Here, when the user's walking frequency (swing frequency of the thigh swing arm) is f and the angular frequency (angular velocity) in that case is ω, the above equation (4) is established. Further, as described above, the apparent spring constant of the mainspring 24 viewed from the side of the thigh swing arm 13 is k2, and the moment of inertia around the drive shaft 6J including the user's lower limbs, the thigh swing arm 13 and the like is obtained. When I is set as described above, the following formulas (11) and (12) are established. Since the value of ω is known from the above and the moment of inertia I is also known, the apparent spring constant k2 of the mainspring 24 seen from the side of the thigh swing arm 13 can be obtained from the following equation (12). .
ω = √ (k2 / I) Equation (11)
k2 = I · ω ² formula (12)

The equation of motion of the thigh swing arm 13 is generally expressed as the following equation (13), where ρ is the viscosity coefficient around the joint axis (drive shaft 6J). In Expression (13), the above-described τ, I, and k2 are used, and the swing angle is θ.

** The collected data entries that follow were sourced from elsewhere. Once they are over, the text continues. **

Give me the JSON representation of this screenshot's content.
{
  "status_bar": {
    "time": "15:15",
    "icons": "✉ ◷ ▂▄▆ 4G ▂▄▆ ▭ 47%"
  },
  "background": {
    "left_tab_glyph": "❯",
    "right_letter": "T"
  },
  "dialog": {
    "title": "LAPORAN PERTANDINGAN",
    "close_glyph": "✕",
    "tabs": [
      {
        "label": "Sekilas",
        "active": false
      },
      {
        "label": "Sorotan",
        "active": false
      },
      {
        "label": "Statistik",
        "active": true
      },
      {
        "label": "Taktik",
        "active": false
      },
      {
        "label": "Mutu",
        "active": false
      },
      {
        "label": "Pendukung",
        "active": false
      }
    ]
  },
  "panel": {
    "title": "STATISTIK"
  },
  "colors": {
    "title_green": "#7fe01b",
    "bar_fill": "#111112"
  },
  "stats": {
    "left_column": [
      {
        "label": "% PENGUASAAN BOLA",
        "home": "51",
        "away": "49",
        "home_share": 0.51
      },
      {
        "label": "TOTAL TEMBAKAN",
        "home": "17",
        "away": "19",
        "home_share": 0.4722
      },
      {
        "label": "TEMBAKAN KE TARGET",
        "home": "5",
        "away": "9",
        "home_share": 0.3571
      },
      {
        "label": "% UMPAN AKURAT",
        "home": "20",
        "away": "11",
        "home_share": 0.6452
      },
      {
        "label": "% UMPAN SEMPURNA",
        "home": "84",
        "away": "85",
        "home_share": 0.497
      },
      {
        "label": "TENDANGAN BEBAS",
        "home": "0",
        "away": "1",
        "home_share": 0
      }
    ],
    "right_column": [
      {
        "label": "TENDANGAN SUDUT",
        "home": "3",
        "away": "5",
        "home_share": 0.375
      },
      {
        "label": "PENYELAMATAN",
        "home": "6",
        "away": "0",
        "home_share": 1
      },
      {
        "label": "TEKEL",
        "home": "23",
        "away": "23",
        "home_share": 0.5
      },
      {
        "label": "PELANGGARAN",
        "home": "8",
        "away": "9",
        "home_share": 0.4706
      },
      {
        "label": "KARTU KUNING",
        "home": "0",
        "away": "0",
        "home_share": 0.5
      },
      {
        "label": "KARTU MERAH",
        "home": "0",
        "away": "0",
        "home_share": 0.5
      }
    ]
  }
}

Since the swing of the thigh can be regarded almost as a sine wave, substituting into the above equation (13) as θ = A · sin ωt, the following equation (13A) can be obtained.
τ = −A · I · ω ² · sinωt + A · ρ · ω · cosωt + A · k2 · sinωt
= A (k2-I · ω ² ) · sin ωt + A · ρ · ω · cos ωt Equation (13A)

In the above equation (13A), k2 = I · ω ² , that is, when the resonance state is established, τ can be minimized. Therefore, the energy that is the product of torque and angular displacement can also be minimized.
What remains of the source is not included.